The first case, a semi-tractor trailer truck, exemplifies an external flow that is both familiar and has obvious aerodynamics shortcomings to address. In a typical introduction to CFD, a student might be given the geometry and mesh with which to carry out his or her first computation. Because STAR-Design has CAD modeling built in, a simplified truck configuration was requested and the student was allowed to create the geometry. The automatic mesh generation within STAR-Design is based on a solid model, and the student simply subtracted the truck from the surrounding block to produce the flow domain.

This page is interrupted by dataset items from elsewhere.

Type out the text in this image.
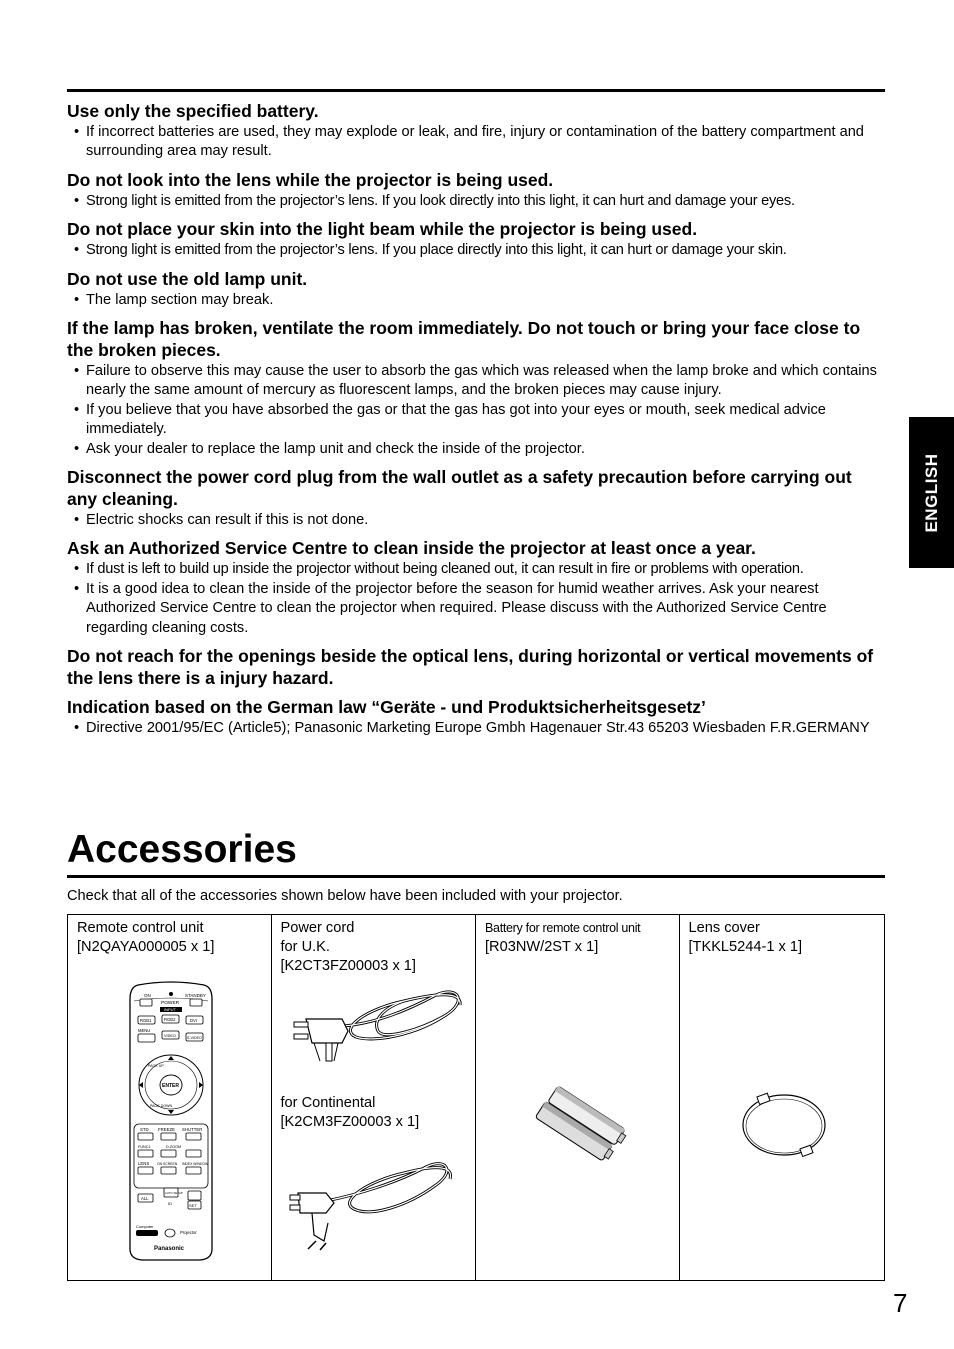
Use only the specified battery.
• If incorrect batteries are used, they may explode or leak, and fire, injury or contamination of the battery compartment and surrounding area may result.
Do not look into the lens while the projector is being used.
• Strong light is emitted from the projector’s lens. If you look directly into this light, it can hurt and damage your eyes.
Do not place your skin into the light beam while the projector is being used.
• Strong light is emitted from the projector’s lens. If you place directly into this light, it can hurt or damage your skin.
Do not use the old lamp unit.
• The lamp section may break.
If the lamp has broken, ventilate the room immediately. Do not touch or bring your face close to the broken pieces.
• Failure to observe this may cause the user to absorb the gas which was released when the lamp broke and which contains nearly the same amount of mercury as fluorescent lamps, and the broken pieces may cause injury.
• If you believe that you have absorbed the gas or that the gas has got into your eyes or mouth, seek medical advice immediately.
• Ask your dealer to replace the lamp unit and check the inside of the projector.
Disconnect the power cord plug from the wall outlet as a safety precaution before carrying out any cleaning.
• Electric shocks can result if this is not done.
Ask an Authorized Service Centre to clean inside the projector at least once a year.
• If dust is left to build up inside the projector without being cleaned out, it can result in fire or problems with operation.
• It is a good idea to clean the inside of the projector before the season for humid weather arrives. Ask your nearest Authorized Service Centre to clean the projector when required. Please discuss with the Authorized Service Centre regarding cleaning costs.
Do not reach for the openings beside the optical lens, during horizontal or vertical movements of the lens there is a injury hazard.
Indication based on the German law “Geräte - und Produktsicherheitsgesetz’
• Directive 2001/95/EC (Article5); Panasonic Marketing Europe Gmbh Hagenauer Str.43 65203 Wiesbaden F.R.GERMANY
Accessories
Check that all of the accessories shown below have been included with your projector.
Remote control unit
[N2QAYA000005 x 1]
ON	STANDBY
POWER
INPUT
RGB1	RGB2	DVI
MENU
VIDEO	S-VIDEO
ENTER
PAGE UP
PAGE DOWN
STD FREEZE SHUTTER
FUNC1	D.ZOOM
LENS ON SCREEN INDEX WINDOW
ALL
AUTO SETUP
ID	SET
Computer
Projector
Panasonic
Power cord
for U.K.
[K2CT3FZ00003 x 1]
for Continental
[K2CM3FZ00003 x 1]
Battery for remote control unit
[R03NW/2ST x 1]
Lens cover
[TKKL5244-1 x 1]
ENGLISH
7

As an internal flow example, the flow around an axial compressor blade section was chosen. For this case the geometry model was provided to the student after entering the airfoil coordinates into STAR-Design and creating the domain boundaries. This case involved adjusting the mesh parameters to resolve the blade boundary layer and creating periodic boundary conditions. The latter was accomplished in pro-STAR by using a script that was provided. In addition to carrying out the computation, the student studied the relationship between pressure and velocity by examining several flow fields and plotting non-dimensional pressure rise against inlet axial velocity.

 

Using STAR-Design, CFD concepts can be introduced to an undergraduate student with very little software learning curve. The student learned how to obtain qualitative and quantitative results for relevant engineering situations. Meanwhile, this experience laid the groundwork to develop a full undergraduate course.

Figures

01: Velocity vectors for baseline 2D truck.
02: Velocity vectors for 2D truck after student's geometry modifications.
03: Velocity for 2D linear compressor cascade at low flow condition showing boundary layer separation.
04: Mesh for 2D linear compressor cascade with enlarged view near airfoil leading edge showing STAR-Design customization for boundary layer. Contours show velocity magnitude for high flow condition.
05: Graph - plotted pressure rise characteristic showing eventual decrease for low flows.